14 Verletzte in Bayern

Im Mittelfranken in Bayern wurden während des dortigen Unwetters 14 Menschen beim Einsturz einer Holzhütte verletzt, darunter mehrere Kinder. Das Unglück ereignete sich am Freitagabend in Spalt (Landkreis Roth) nahe dem Großen Brombachsee.
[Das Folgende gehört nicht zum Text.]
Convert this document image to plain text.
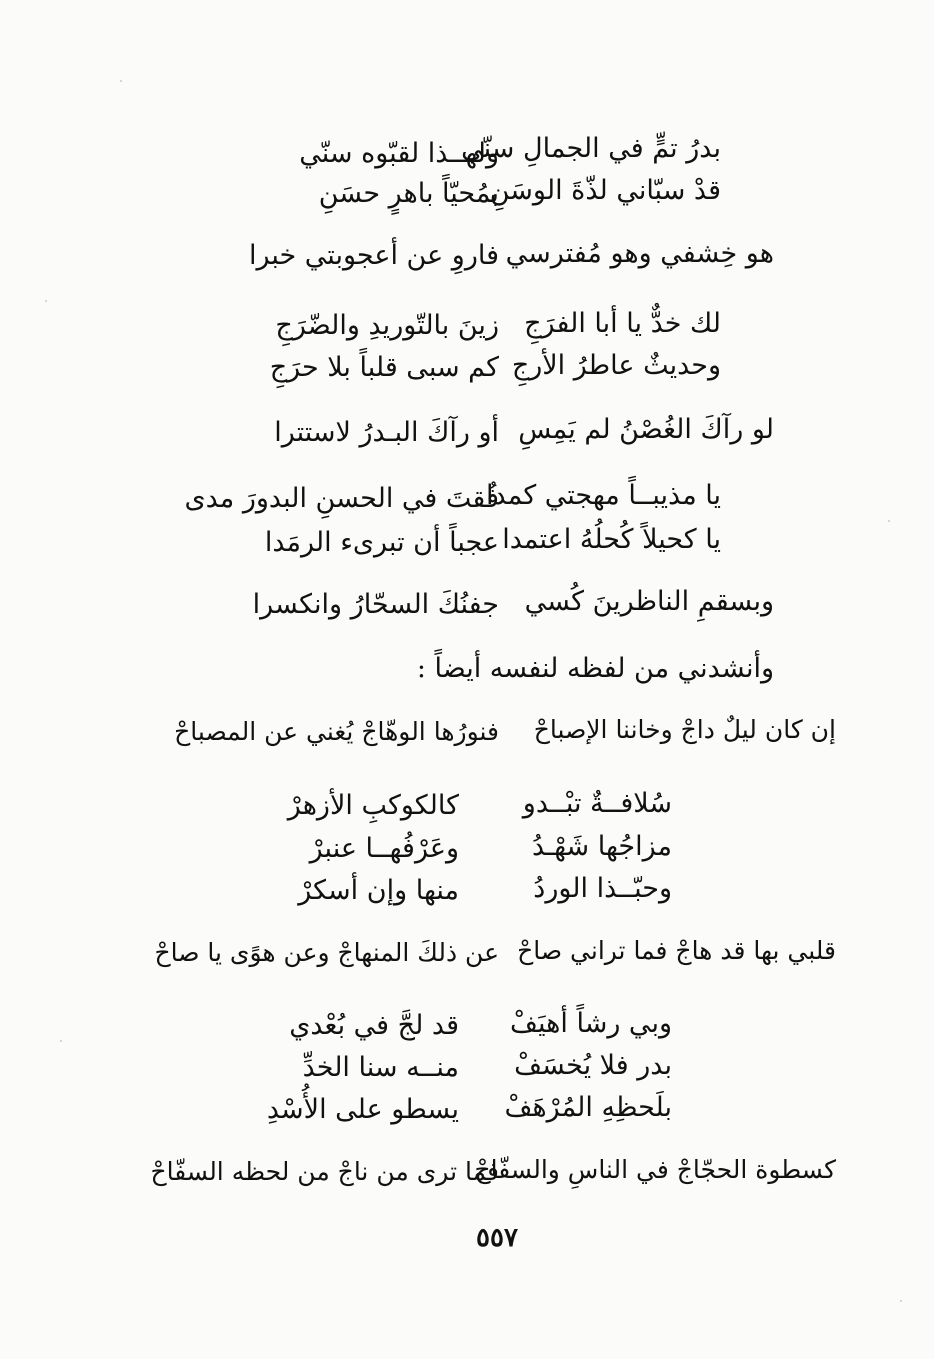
بدرُ تمٍّ في الجمالِ سنّي
ولهــذا لقبّوه سنّي
قدْ سبّاني لذّةَ الوسَنِ
بمُحيّاً باهرٍ حسَنِ
هو خِشفي وهو مُفترسي
فاروِ عن أعجوبتي خبرا
لك خدٌّ يا أبا الفرَجِ
زينَ بالتّوريدِ والضّرَجِ
وحديثٌ عاطرُ الأرجِ
كم سبى قلباً بلا حرَجِ
لو رآكَ الغُصْنُ لم يَمِسِ
أو رآكَ البـدرُ لاستترا
يا مذيبــاً مهجتي كمدا
فُقتَ في الحسنِ البدورَ مدى
يا كحيلاً كُحلُهُ اعتمدا
عجباً أن تبرىء الرمَدا
وبسقمِ الناظرينَ كُسي
جفنُكَ السحّارُ وانكسرا
وأنشدني من لفظه لنفسه أيضاً :
إن كان ليلٌ داجْ وخاننا الإصباحْ
فنورُها الوهّاجْ يُغني عن المصباحْ
سُلافــةٌ تبْــدو
كالكوكبِ الأزهرْ
مزاجُها شَهْـدُ
وعَرْفُهــا عنبرْ
وحبّــذا الوردُ
منها وإن أسكرْ
قلبي بها قد هاجْ فما تراني صاحْ
عن ذلكَ المنهاجْ وعن هوًى يا صاحْ
وبي رشاً أهيَفْ
قد لجَّ في بُعْدي
بدر فلا يُخسَفْ
منــه سنا الخدِّ
بلَحظِهِ المُرْهَفْ
يسطو على الأُسْدِ
كسطوة الحجّاجْ في الناسِ والسفّاحْ
فما ترى من ناجْ من لحظه السفّاحْ
٥٥٧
Eine 37-Jährige wurde schwer verletzt in eine Klinik gebracht, ein Kind mit einem Hubschrauber ebenfalls ins Krankenhaus geflogen. Der Polizeisprecherin zufolge hatten angesichts des in Bayern aufziehenden Unwetters offenbar mehrere Urlauber in der rund 105 Quadratmeter großen Hütte Schutz gesucht. Aus ungeklärter Ursache sei diese dann zur Seite gekippt und in sich zusammengefallen.

In Rheinland-Pfalz und dem Saarland blieben größere Schäden trotz starker Gewitter aus. Polizei und Rettungskräfte meldeten nur vereinzelt umgestürzte Bäume, Hagelschäden an Autos sowie die Überflutung von Kellern. Ein 38-jähriger Mann starb in Rheinland-Pfalz, als er beim Betreten eines unter Wasser stehenden Kellers einen Stromschlag erlitt, dadurch zu Fall kam und vermutlich mit dem Kopf aufschlug, wie die Polizei mitteilte. Im Landkreis Bernkastel-Wittlich wurden bei einem Autounfall auf regennasser Landstraße fünf Menschen verletzt, darunter ein dreijähriges Kind.

In Thüringen kam am späten Freitagabend ein Autofahrer bei Dittersdorf im Saale-Orla-Kreis aufgrund von Aquaplaning mit seinem Fahrzeug von der Straße ab und krachte gegen eine Betonwand, wie die Polizei mitteilte. Er und drei Mitfahrer wurden leicht verletzt.

In Sachsen unterbrach wegen eines Gewitters über Leipzig die Band Rammstein ihr Konzert am Freitagabend für eine halbe Stunde. 45 Minuten nach Beginn der Show wurden die Menschen in der Arena aufgefordert, den Innenraum des Stadions zu verlassen und Schutz zu suchen. Nach 15 Minuten wurden die Fans zurück in den Innenraum gelassen.